Here's how to demonstrate that Gt describes a half line with origin E and direction vector CB:
1. **Barycenter Definition:**
A barycenter, also known as the center of mass, of points with weights is the weighted average of their positions. Given points Ai with weights wi, the barycenter G is:
G = (Σ wi * Ai) / (Σ wi)
2. **Points and Weights:**
In this case, we have three points:
* A: (Cos(t))^2 with weight 1 (weight not explicitly mentioned but assumed equal)
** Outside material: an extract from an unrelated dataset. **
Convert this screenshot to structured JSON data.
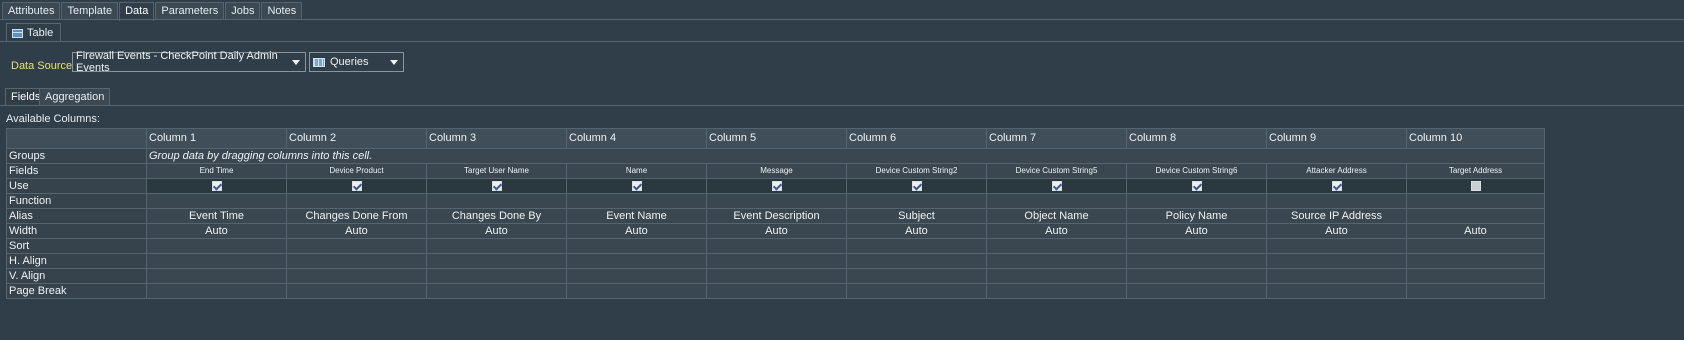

* B: (Sin(t))^2 with weight 1
* C: Cos(2t) with weight 1 (weight not explicitly mentioned but assumed equal)
3. **Barycenter Coordinates:**
We need to find the x and y coordinates of the barycenter Gt.
* **X-coordinate:** Gtx = ( (Cos(t))^2 + (Sin(t))^2 + Cos(2t) ) / 3
Using the trigonometric identity Cos(2t) = 2Cos^2(t) - 1, we can rewrite:
Gtx = ( (Cos(t))^2 + (Sin(t))^2 + (2Cos^2(t) - 1) ) / 3
Combining like terms:
Gtx = ( 3Cos^2(t) + Sin^2(t) - 1 ) / 3
Since Cos^2(t) + Sin^2(t) = 1 (Pythagorean identity), this simplifies to:
Gtx = ( 2Cos^2(t) ) / 3
* **Y-coordinate:** Similarly, calculate the y-coordinate (Ety) using trigonometric identities:
Ety = ( 2Sin(t)Cos(t) ) / 3
4. **Direction Vector CB:**
The direction vector of segment CB points from B to C. Since B has coordinates (Sin(t))^2 and C has Cos(2t), the direction vector is:
CB = (Cos(2t) - (Sin(t))^2, 0) **[Note: The y-component is 0 because all points lie on the x-axis]**
5. **Connection between Gt and CB:**
We want to show Gt lies on a half line with origin E (0, 0) and direction vector CB.
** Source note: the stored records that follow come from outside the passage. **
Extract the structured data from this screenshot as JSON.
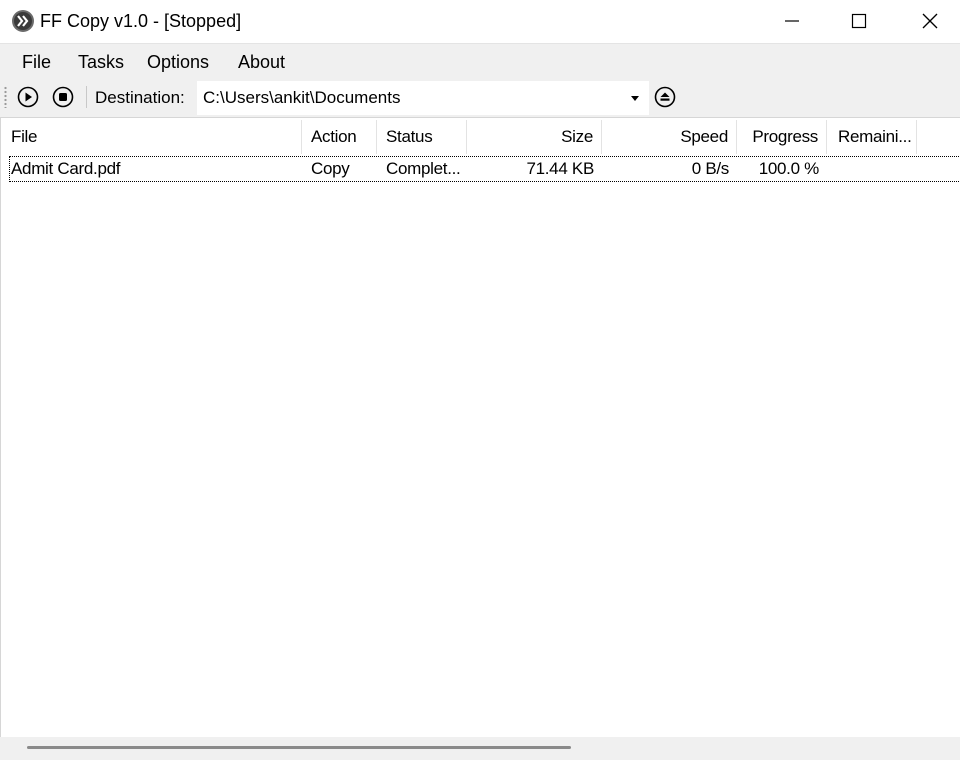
{
  "window": {
    "title": "FF Copy v1.0 - [Stopped]",
    "icons": {
      "app": "ff-copy-logo-icon",
      "minimize": "minimize-icon",
      "maximize": "maximize-icon",
      "close": "close-icon"
    }
  },
  "menu": {
    "items": [
      {
        "label": "File"
      },
      {
        "label": "Tasks"
      },
      {
        "label": "Options"
      },
      {
        "label": "About"
      }
    ]
  },
  "toolbar": {
    "icons": {
      "start": "play-icon",
      "stop": "stop-icon",
      "eject": "eject-icon"
    },
    "destination_label": "Destination:",
    "destination_value": "C:\\Users\\ankit\\Documents"
  },
  "list": {
    "columns": [
      "File",
      "Action",
      "Status",
      "Size",
      "Speed",
      "Progress",
      "Remaini..."
    ],
    "rows": [
      {
        "file": "Admit Card.pdf",
        "action": "Copy",
        "status": "Complet...",
        "size": "71.44 KB",
        "speed": "0 B/s",
        "progress": "100.0 %",
        "remaining": ""
      }
    ]
  },
  "colors": {
    "chrome_bg": "#f0f0f0",
    "list_bg": "#ffffff",
    "scroll_thumb": "#8a8a8a"
  }
}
* **Origin E (0, 0):** As shown in step 3, when t describes the interval ]-pi/2; pi/2[, both Gtx and Ety become zero at some point within the interval (specifically at t = 0). This confirms that the half line passes through the origin E (0, 0).
* **Direction Vector CB:** We can rewrite Gt as a scalar multiple of CB:
Gt = ( (2Cos^2(t))/3, (2Sin(t)Cos(t))/3 ) = k * CB
where k is a scalar that scales the direction vector CB. This demonstrates that Gt lies on the same line as CB, just scaled by a factor of k.
**Conclusion:**
By calculating the barycenter coordinates (Gtx, Ety) and showing their relation to the direction vector CB, we demonstrate that as t varies within the interval ]-pi/2; pi/2[, the point Gt traces a half line originating from E (0, 0) and following the direction of vector CB.